De rechtbank stelt voorop dat
- aan de regeling van het EAB ten grondslag ligt dat overlevering de hoofdregel is en toepassing van een facultatieve weigeringsgrond de uitzondering dient te zijn;
- de weigeringsgrond ertoe strekt te voorkomen dat Nederland zou moeten meewerken aan overlevering voor een zogenoemd lijstfeit dat geheel of ten dele in Nederland is gepleegd en dat hier niet strafbaar is of hier niet pleegt te worden vervolgd.
Gelet op de door de officier van justitie aangevoerde argumenten, vormt daarom het gegeven dat de feiten worden geacht geheel of gedeeltelijk in Nederland te zijn gepleegd naar het oordeel van de rechtbank onvoldoende aanleiding om de weigeringsgrond toe te passen. De verdovende middelen waren vooral bestemd voor de Franse markt zodat de openbare orde in Frankrijk is aangetast en niet in redelijkheid kan worden gesteld dat vervolging van die feiten door Frankrijk niet opportuun zou zijn. Hetgeen de raadsvrouw heeft aangevoerd, is onvoldoende om tot een ander oordeel te komen.

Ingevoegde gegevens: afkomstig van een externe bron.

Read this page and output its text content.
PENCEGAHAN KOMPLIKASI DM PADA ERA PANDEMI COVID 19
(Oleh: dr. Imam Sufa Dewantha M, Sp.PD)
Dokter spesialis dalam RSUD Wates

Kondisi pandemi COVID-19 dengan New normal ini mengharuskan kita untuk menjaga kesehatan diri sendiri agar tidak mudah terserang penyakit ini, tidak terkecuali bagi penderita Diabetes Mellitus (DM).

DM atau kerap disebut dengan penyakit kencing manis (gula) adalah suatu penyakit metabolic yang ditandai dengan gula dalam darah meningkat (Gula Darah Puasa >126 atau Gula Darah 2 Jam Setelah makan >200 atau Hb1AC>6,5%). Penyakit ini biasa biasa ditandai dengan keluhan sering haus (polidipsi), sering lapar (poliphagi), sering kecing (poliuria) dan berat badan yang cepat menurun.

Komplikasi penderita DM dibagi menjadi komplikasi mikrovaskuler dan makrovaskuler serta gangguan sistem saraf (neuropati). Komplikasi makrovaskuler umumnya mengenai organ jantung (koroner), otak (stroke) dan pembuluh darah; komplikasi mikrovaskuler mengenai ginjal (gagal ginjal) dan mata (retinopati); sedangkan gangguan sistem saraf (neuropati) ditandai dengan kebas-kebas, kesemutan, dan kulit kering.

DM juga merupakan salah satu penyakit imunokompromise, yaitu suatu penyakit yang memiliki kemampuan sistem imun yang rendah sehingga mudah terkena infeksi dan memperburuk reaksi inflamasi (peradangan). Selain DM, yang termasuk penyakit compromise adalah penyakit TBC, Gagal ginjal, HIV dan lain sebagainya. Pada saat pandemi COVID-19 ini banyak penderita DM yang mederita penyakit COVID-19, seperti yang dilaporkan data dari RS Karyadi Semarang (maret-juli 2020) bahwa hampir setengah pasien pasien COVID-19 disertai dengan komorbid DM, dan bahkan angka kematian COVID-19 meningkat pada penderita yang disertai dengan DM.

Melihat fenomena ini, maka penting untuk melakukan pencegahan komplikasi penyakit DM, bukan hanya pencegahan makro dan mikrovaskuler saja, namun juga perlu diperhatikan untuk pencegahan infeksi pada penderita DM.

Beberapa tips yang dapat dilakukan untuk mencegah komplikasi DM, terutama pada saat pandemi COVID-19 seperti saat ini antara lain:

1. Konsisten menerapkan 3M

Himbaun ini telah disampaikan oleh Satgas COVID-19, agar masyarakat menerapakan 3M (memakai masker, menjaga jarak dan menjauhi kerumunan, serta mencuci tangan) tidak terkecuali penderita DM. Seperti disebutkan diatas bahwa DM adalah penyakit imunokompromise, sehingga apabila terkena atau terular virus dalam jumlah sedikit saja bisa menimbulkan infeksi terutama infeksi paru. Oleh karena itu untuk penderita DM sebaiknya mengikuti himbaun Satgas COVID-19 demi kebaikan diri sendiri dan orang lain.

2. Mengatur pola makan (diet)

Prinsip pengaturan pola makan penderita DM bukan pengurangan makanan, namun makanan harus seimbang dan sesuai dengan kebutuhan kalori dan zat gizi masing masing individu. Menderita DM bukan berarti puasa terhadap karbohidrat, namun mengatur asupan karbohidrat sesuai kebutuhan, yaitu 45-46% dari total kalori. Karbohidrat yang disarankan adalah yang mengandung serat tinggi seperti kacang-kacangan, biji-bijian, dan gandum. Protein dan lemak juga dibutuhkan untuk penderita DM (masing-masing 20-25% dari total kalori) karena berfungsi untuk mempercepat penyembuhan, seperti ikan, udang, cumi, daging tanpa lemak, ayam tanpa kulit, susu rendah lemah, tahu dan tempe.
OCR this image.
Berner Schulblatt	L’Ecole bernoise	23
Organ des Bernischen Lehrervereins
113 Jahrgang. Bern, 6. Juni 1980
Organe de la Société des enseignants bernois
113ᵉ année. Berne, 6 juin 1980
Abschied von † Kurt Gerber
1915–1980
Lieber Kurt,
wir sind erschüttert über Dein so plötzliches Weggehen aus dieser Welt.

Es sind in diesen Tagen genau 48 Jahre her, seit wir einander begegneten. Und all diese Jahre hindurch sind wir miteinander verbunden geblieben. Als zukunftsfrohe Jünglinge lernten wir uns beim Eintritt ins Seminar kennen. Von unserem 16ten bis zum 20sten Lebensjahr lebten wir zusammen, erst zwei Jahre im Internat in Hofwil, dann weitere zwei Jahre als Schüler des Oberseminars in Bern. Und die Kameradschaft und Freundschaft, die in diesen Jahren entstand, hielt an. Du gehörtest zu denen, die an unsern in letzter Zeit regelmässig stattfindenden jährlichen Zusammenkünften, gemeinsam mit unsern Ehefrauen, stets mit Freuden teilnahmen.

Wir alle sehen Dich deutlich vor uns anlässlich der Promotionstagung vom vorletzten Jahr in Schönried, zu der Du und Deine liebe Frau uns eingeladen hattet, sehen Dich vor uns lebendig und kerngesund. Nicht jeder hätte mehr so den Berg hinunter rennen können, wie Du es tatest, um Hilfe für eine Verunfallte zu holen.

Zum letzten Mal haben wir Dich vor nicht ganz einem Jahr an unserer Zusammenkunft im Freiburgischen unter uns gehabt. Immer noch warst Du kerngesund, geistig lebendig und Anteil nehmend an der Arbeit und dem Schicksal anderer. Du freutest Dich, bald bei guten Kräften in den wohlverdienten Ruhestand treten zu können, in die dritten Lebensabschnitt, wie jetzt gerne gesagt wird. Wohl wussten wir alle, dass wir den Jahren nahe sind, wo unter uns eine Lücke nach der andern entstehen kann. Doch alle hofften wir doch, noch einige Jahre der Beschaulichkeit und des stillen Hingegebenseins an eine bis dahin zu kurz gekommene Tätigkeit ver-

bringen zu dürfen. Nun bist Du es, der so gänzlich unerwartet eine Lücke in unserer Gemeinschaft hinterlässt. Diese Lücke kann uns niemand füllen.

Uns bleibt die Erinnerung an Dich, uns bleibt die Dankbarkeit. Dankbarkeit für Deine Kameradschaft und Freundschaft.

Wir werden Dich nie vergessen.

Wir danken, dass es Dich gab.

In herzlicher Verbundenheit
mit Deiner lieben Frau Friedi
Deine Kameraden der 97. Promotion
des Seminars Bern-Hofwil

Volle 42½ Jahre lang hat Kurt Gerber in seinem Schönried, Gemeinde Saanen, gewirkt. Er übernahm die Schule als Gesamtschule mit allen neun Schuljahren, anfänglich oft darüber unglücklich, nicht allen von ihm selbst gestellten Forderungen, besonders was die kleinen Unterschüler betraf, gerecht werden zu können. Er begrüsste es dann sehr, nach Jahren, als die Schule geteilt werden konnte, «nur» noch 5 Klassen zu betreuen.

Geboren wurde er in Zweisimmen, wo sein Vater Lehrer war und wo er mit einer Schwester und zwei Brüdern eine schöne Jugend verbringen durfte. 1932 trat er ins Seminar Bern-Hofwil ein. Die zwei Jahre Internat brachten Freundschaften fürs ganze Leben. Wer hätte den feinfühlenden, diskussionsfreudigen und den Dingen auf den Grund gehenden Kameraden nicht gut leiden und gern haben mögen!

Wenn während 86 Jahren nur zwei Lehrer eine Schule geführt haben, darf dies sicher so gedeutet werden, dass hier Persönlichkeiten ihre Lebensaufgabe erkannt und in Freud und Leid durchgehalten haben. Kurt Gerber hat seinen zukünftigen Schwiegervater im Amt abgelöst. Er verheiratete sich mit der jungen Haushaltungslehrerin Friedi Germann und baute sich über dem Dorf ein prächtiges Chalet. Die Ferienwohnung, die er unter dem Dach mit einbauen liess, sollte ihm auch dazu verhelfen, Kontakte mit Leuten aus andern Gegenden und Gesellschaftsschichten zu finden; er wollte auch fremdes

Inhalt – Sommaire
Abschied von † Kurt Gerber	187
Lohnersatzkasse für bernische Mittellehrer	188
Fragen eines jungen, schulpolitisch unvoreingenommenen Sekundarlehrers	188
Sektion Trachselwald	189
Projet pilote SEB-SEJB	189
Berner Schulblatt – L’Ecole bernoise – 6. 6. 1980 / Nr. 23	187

8.Detentieomstandigheden, artikel 11 OLW

De rechtbank heeft in eerdere uitspraken (onder andere ECLI:NL:RBAMS:2017:3763) geoordeeld dat er een reëel gevaar bestaat dat personen die in de detentie-instelling in Nîmes zijn gedetineerd, onmenselijk of vernederend worden behandeld, in de zin van artikel 4 van het Handvest van de grondrechten van de Europese Unie (Handvest).
In de e-mail van 21 januari 2021 van de uitvaardigende justitiële is echter meegedeeld dat de opgeëiste persoon niet in de detentie-instelling in Nîmes wordt gedetineerd.
Gelet hierop, is de rechtbank van oordeel dat de opgeëiste persoon na overlevering aan Frankrijk niet het gevaar loopt aan een behandeling in strijd met artikel 4 van het Handvest te worden onderworpen. De detentieomstandigheden staan dan ook niet aan overlevering in de weg; de weigeringsgrond van artikel 11 OLW is niet van toepassing.

9.Slotsom

Nu is vastgesteld dat het EAB voldoet aan de eisen van artikel 2 OLW en ook overigens geen weigeringsgronden aan de overlevering in de weg staan, dient de overlevering te worden toegestaan, met dien verstande dat de overlevering – voor zover het EAB ziet op de vervolging van de opgeëiste persoon voor de handel (artikel 2, aanhef en onder B Opiumwet) van heroïne (ongeveer 936 gram) op 8 juli 2020 in Rotterdam – voor dat specifieke feit wordt geweigerd.

10.Toepasselijke wetsartikelen

Artikel 47 van het Wetboek van Strafrecht, de artikelen 2, 3, 10, 11 en 11b van de Opiumwet en 2, 5, 6, 7, 11 en 13 van de OLW.

11.Beslissing

STAAT TOEde overlevering van
[opgeëiste persoon]aan de officier van justitie bij de Rechtbank van Amiens, Frankrijk.
WEIGERTde overlevering – voor zover het EAB ziet op de vervolging van de opgeëiste persoon voor de handel (artikel 2, aanhef en onder B Opiumwet) van heroïne (ongeveer 936 gram) op 8 juli 2020 in Rotterdam – voor dit feit.
Aldus gedaan door
mr. J.G. Vegter, voorzitter,
mrs. M. van Mourik en J.A.A.G de Vries, rechters,
in tegenwoordigheid van mr. A.T.P. van Munster, griffier,
en uitgesproken ter openbare zitting van 13 april 2021.